The Council of the ICC Institute of World Business Law chose the interaction between actors in international arbitration as the theme for its annual seminar in December 2011.

In recent decades, arbitration has met with growing, even exponential, success. What used to be the business of a few specialized attorneys and a limited number of counsel has become an industry with a plethora of actors. This translates into a growing interest of lawyers in international arbitration, an increase in the number of institutions and, in parallel, the publication year after year of ever more journals- more or less technical-which are accompanied by a proliferation of seminars, trainings, congresses and education daystraining sessions and conferences. We have also witnessed the birth of companies specialized in financing arbitration procedures, namely so-called third-party funders.

Unfortunately, these considerable developments do not only have good sides. Arbitral procedures have seemingly become longer, costlier and more complex, and all actors complain about this.

In recent years, many actors have tended-incorrectly, in my view-to impute such problems too easily to arbitrators. Arbitrators do, of course, bear some responsibility in this regard. However, as law firms specialized in arbitration have become more sophisticated-with the good and bad that this brings-and busier, even overwhelmed, time limits have become longer (and fee notes bigger) and, despite this, procedural calendars are less respected. Institutions are also not far behind. Where several years ago the constitution of an arbitral tribunal or the notification of an award took several days, they can nowadays take several weeks or months. The increasing complexity of arbitral rules and the growth in guidelines and regulations of all kinds are no doubt largely responsible.

It thus seemed to us-like other institutions, for that matter, such as ICCA-that it was time to rethink the arbitral process and to address the interaction between the participants of international arbitration and, in this context, the respective rights and obligations of each, the final goal being to contribute together, as much as possible, to the improvement of the process, while respecting the ultimate goal of dispensing justice in a respectful and efficient manner, within short time limits, without costing too much to the parties to the procedure.

In this context, the council structured its analysis around four themes. The first theme focused on the duties that counsel and parties have towards each other and towards the arbitral tribunal. This theme was dealt with by four speakers. Horacio Grigera Naon addressed the duties of counsel towards the tribunal. Doak Bishop dealt with the question of whether "anything goes" in obtaining evidence. Johnny Veeder, QC, investigated whether counsel and clients really share the same interests. Finally, Karl Hennessee submitted some thoughts and proposals regarding the need for greater involvement of in-house counsel in the arbitral procedure.

The problems addressed in the context of the second theme focused on the efficient functioning of the arbitral tribunal. First, Professor Julian Lew analyzed the rights and duties of the arbitral tribunal. Laurent Lévy then addressed more specifically the role of the chairman of the arbitral tribunal in its internal dynamics. In addition, since arbitrators' use of administrative secretaries is becoming increasingly common, Constantine Partasides attempted to identify good practices in this respect. Finally, Eduardo Silva Romero investigated the liability and immunity of arbitrators and tried to define the right balance between these two concepts.

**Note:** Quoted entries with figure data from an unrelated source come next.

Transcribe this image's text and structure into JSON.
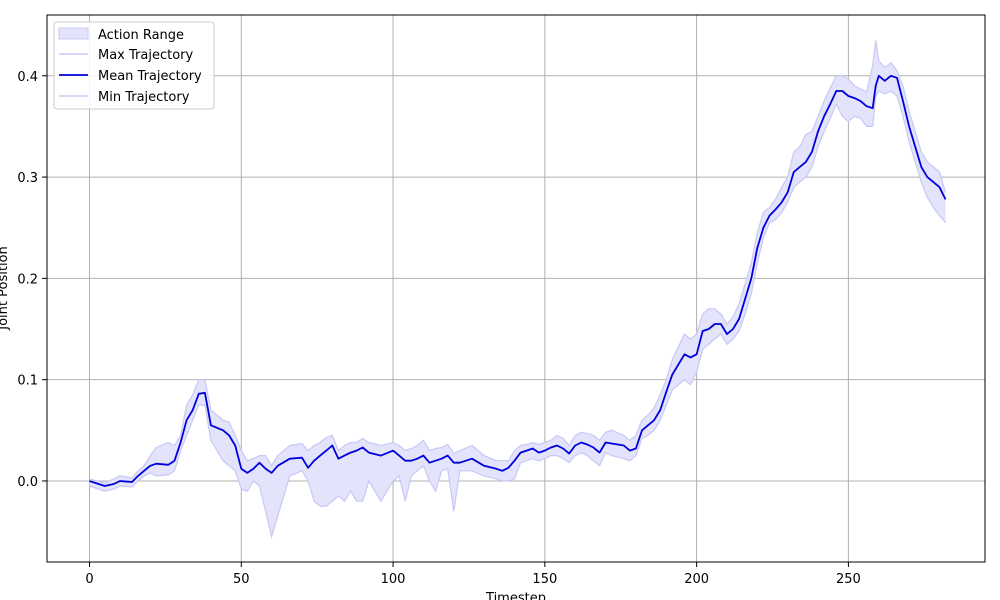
{
  "chart_data": {
    "type": "line",
    "title": "",
    "xlabel": "Timestep",
    "ylabel": "Joint Position",
    "xlim": [
      -14,
      295
    ],
    "ylim": [
      -0.08,
      0.46
    ],
    "grid": true,
    "legend_position": "top-left",
    "x_ticks": [
      0,
      50,
      100,
      150,
      200,
      250
    ],
    "y_ticks": [
      0.0,
      0.1,
      0.2,
      0.3,
      0.4
    ],
    "x_tick_labels": [
      "0",
      "50",
      "100",
      "150",
      "200",
      "250"
    ],
    "y_tick_labels": [
      "0.0",
      "0.1",
      "0.2",
      "0.3",
      "0.4"
    ],
    "legend": [
      "Action Range",
      "Max Trajectory",
      "Mean Trajectory",
      "Min Trajectory"
    ],
    "colors": {
      "mean": "#0000dd",
      "band_fill": "#e3e3fb",
      "band_line": "#c8c8f5",
      "grid": "#b0b0b0"
    },
    "series": [
      {
        "name": "Mean Trajectory",
        "x": [
          0,
          5,
          8,
          10,
          14,
          16,
          18,
          20,
          22,
          26,
          28,
          30,
          32,
          34,
          36,
          38,
          40,
          44,
          46,
          48,
          50,
          52,
          54,
          56,
          58,
          60,
          62,
          66,
          70,
          72,
          74,
          76,
          78,
          80,
          82,
          84,
          86,
          88,
          90,
          92,
          96,
          100,
          102,
          104,
          106,
          108,
          110,
          112,
          114,
          116,
          118,
          120,
          122,
          126,
          130,
          134,
          136,
          138,
          140,
          142,
          144,
          146,
          148,
          150,
          152,
          154,
          156,
          158,
          160,
          162,
          164,
          166,
          168,
          170,
          172,
          176,
          178,
          180,
          182,
          184,
          186,
          188,
          190,
          192,
          196,
          198,
          200,
          202,
          204,
          206,
          208,
          210,
          212,
          214,
          216,
          218,
          220,
          222,
          224,
          226,
          228,
          230,
          232,
          234,
          236,
          238,
          240,
          242,
          244,
          246,
          248,
          250,
          252,
          254,
          256,
          258,
          259,
          260,
          262,
          264,
          266,
          268,
          270,
          272,
          274,
          276,
          278,
          280,
          282
        ],
        "y": [
          0.0,
          -0.005,
          -0.003,
          0.0,
          -0.001,
          0.005,
          0.01,
          0.015,
          0.017,
          0.016,
          0.02,
          0.038,
          0.06,
          0.07,
          0.086,
          0.087,
          0.055,
          0.05,
          0.045,
          0.035,
          0.012,
          0.008,
          0.012,
          0.018,
          0.012,
          0.008,
          0.015,
          0.022,
          0.023,
          0.013,
          0.02,
          0.025,
          0.03,
          0.035,
          0.022,
          0.025,
          0.028,
          0.03,
          0.033,
          0.028,
          0.025,
          0.03,
          0.025,
          0.02,
          0.02,
          0.022,
          0.025,
          0.018,
          0.02,
          0.022,
          0.025,
          0.018,
          0.018,
          0.022,
          0.015,
          0.012,
          0.01,
          0.013,
          0.02,
          0.028,
          0.03,
          0.032,
          0.028,
          0.03,
          0.033,
          0.035,
          0.032,
          0.027,
          0.035,
          0.038,
          0.036,
          0.033,
          0.028,
          0.038,
          0.037,
          0.035,
          0.03,
          0.032,
          0.05,
          0.055,
          0.06,
          0.07,
          0.088,
          0.105,
          0.125,
          0.122,
          0.125,
          0.148,
          0.15,
          0.155,
          0.155,
          0.145,
          0.15,
          0.16,
          0.18,
          0.2,
          0.23,
          0.25,
          0.262,
          0.268,
          0.275,
          0.285,
          0.305,
          0.31,
          0.315,
          0.325,
          0.345,
          0.36,
          0.372,
          0.385,
          0.385,
          0.38,
          0.378,
          0.375,
          0.37,
          0.368,
          0.39,
          0.4,
          0.395,
          0.4,
          0.398,
          0.375,
          0.35,
          0.33,
          0.31,
          0.3,
          0.295,
          0.29,
          0.278
        ]
      },
      {
        "name": "Max Trajectory",
        "x": [
          0,
          5,
          8,
          10,
          14,
          16,
          18,
          20,
          22,
          26,
          28,
          30,
          32,
          34,
          36,
          38,
          40,
          44,
          46,
          48,
          50,
          52,
          54,
          56,
          58,
          60,
          62,
          66,
          70,
          72,
          74,
          76,
          78,
          80,
          82,
          84,
          86,
          88,
          90,
          92,
          96,
          100,
          102,
          104,
          106,
          108,
          110,
          112,
          114,
          116,
          118,
          120,
          122,
          126,
          130,
          134,
          136,
          138,
          140,
          142,
          144,
          146,
          148,
          150,
          152,
          154,
          156,
          158,
          160,
          162,
          164,
          166,
          168,
          170,
          172,
          176,
          178,
          180,
          182,
          184,
          186,
          188,
          190,
          192,
          196,
          198,
          200,
          202,
          204,
          206,
          208,
          210,
          212,
          214,
          216,
          218,
          220,
          222,
          224,
          226,
          228,
          230,
          232,
          234,
          236,
          238,
          240,
          242,
          244,
          246,
          248,
          250,
          252,
          254,
          256,
          258,
          259,
          260,
          262,
          264,
          266,
          268,
          270,
          272,
          274,
          276,
          278,
          280,
          282
        ],
        "y": [
          0.002,
          -0.002,
          0.002,
          0.005,
          0.003,
          0.01,
          0.015,
          0.025,
          0.033,
          0.038,
          0.035,
          0.045,
          0.075,
          0.085,
          0.1,
          0.1,
          0.07,
          0.06,
          0.058,
          0.045,
          0.03,
          0.02,
          0.022,
          0.025,
          0.025,
          0.015,
          0.025,
          0.035,
          0.037,
          0.03,
          0.035,
          0.038,
          0.043,
          0.045,
          0.03,
          0.035,
          0.038,
          0.038,
          0.042,
          0.038,
          0.035,
          0.038,
          0.035,
          0.03,
          0.032,
          0.035,
          0.04,
          0.03,
          0.032,
          0.033,
          0.036,
          0.027,
          0.03,
          0.035,
          0.025,
          0.02,
          0.02,
          0.02,
          0.03,
          0.035,
          0.036,
          0.038,
          0.036,
          0.038,
          0.04,
          0.045,
          0.042,
          0.035,
          0.045,
          0.048,
          0.047,
          0.045,
          0.04,
          0.048,
          0.05,
          0.045,
          0.04,
          0.045,
          0.06,
          0.065,
          0.072,
          0.085,
          0.1,
          0.12,
          0.145,
          0.14,
          0.145,
          0.165,
          0.17,
          0.17,
          0.165,
          0.155,
          0.162,
          0.175,
          0.195,
          0.215,
          0.245,
          0.265,
          0.27,
          0.278,
          0.29,
          0.3,
          0.325,
          0.33,
          0.342,
          0.345,
          0.36,
          0.375,
          0.388,
          0.4,
          0.4,
          0.397,
          0.39,
          0.387,
          0.384,
          0.41,
          0.435,
          0.415,
          0.408,
          0.413,
          0.405,
          0.39,
          0.365,
          0.345,
          0.325,
          0.315,
          0.31,
          0.305,
          0.285
        ]
      },
      {
        "name": "Min Trajectory",
        "x": [
          0,
          5,
          8,
          10,
          14,
          16,
          18,
          20,
          22,
          26,
          28,
          30,
          32,
          34,
          36,
          38,
          40,
          44,
          46,
          48,
          50,
          52,
          54,
          56,
          58,
          60,
          62,
          66,
          70,
          72,
          74,
          76,
          78,
          80,
          82,
          84,
          86,
          88,
          90,
          92,
          96,
          100,
          102,
          104,
          106,
          108,
          110,
          112,
          114,
          116,
          118,
          120,
          122,
          126,
          130,
          134,
          136,
          138,
          140,
          142,
          144,
          146,
          148,
          150,
          152,
          154,
          156,
          158,
          160,
          162,
          164,
          166,
          168,
          170,
          172,
          176,
          178,
          180,
          182,
          184,
          186,
          188,
          190,
          192,
          196,
          198,
          200,
          202,
          204,
          206,
          208,
          210,
          212,
          214,
          216,
          218,
          220,
          222,
          224,
          226,
          228,
          230,
          232,
          234,
          236,
          238,
          240,
          242,
          244,
          246,
          248,
          250,
          252,
          254,
          256,
          258,
          259,
          260,
          262,
          264,
          266,
          268,
          270,
          272,
          274,
          276,
          278,
          280,
          282
        ],
        "y": [
          -0.005,
          -0.01,
          -0.008,
          -0.005,
          -0.006,
          0.0,
          0.005,
          0.008,
          0.005,
          0.006,
          0.01,
          0.03,
          0.045,
          0.06,
          0.075,
          0.075,
          0.04,
          0.02,
          0.015,
          0.01,
          -0.008,
          -0.01,
          0.0,
          -0.005,
          -0.03,
          -0.055,
          -0.035,
          0.005,
          0.01,
          0.0,
          -0.02,
          -0.025,
          -0.025,
          -0.02,
          -0.015,
          -0.02,
          -0.01,
          -0.02,
          -0.02,
          0.0,
          -0.02,
          0.0,
          0.005,
          -0.02,
          0.005,
          0.01,
          0.015,
          0.0,
          -0.01,
          0.01,
          0.012,
          -0.03,
          0.01,
          0.01,
          0.005,
          0.002,
          0.0,
          0.0,
          0.002,
          0.018,
          0.02,
          0.022,
          0.02,
          0.022,
          0.025,
          0.025,
          0.022,
          0.018,
          0.025,
          0.028,
          0.025,
          0.02,
          0.015,
          0.028,
          0.025,
          0.022,
          0.02,
          0.025,
          0.042,
          0.045,
          0.05,
          0.06,
          0.075,
          0.09,
          0.1,
          0.095,
          0.108,
          0.13,
          0.135,
          0.14,
          0.145,
          0.135,
          0.14,
          0.148,
          0.165,
          0.185,
          0.215,
          0.24,
          0.255,
          0.258,
          0.265,
          0.275,
          0.29,
          0.295,
          0.3,
          0.31,
          0.33,
          0.345,
          0.358,
          0.372,
          0.36,
          0.355,
          0.36,
          0.358,
          0.35,
          0.35,
          0.38,
          0.385,
          0.382,
          0.385,
          0.38,
          0.36,
          0.335,
          0.315,
          0.295,
          0.28,
          0.27,
          0.262,
          0.255
        ]
      }
    ]
  }
}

The third session focused on the role of institutions. The question whether they truly add value to the procedure was dealt with by Professor Karl-Heinz Böckstiegel. Peter Leaver then spoke about the mutual rights and duties of institutions and arbitrators. Finally, Judith Gill, QC, examined the extent to which institutions must ensure procedural transparency, and Teresa Cheng considered the question of their liability.

The last session was devoted to a general debate on whether the various actors in international arbitration meet the expectations of the other participants and whether users are satisfied with the arbitral procedure. In this context, a representative of each group was invited to present a position: for in-house counsel, Jean-André Diaz; for counsel, Hamid Gharavi; for the institutions, Annette Magnusson; and, finally, for the arbitrators, Professor Pierre Tercier.

In keeping with the tradition of previous years, the Council of the ICC Institute of World Business Law has sought to ensure the publication of the papers presented at the seminar. The council hopes that the thoughts, suggestions and proposals formulated over the course of this seminar will be of great use to the arbitration community in its process of reconsidering the role of-and interaction between- the different participants in the arbitral procedure. Likewise, we hope that they will contribute to achieving the final goal of ensuring the harmonious and efficient functioning of the arbitration process in terms of time and cost, while respecting the legitimate expectations of the parties.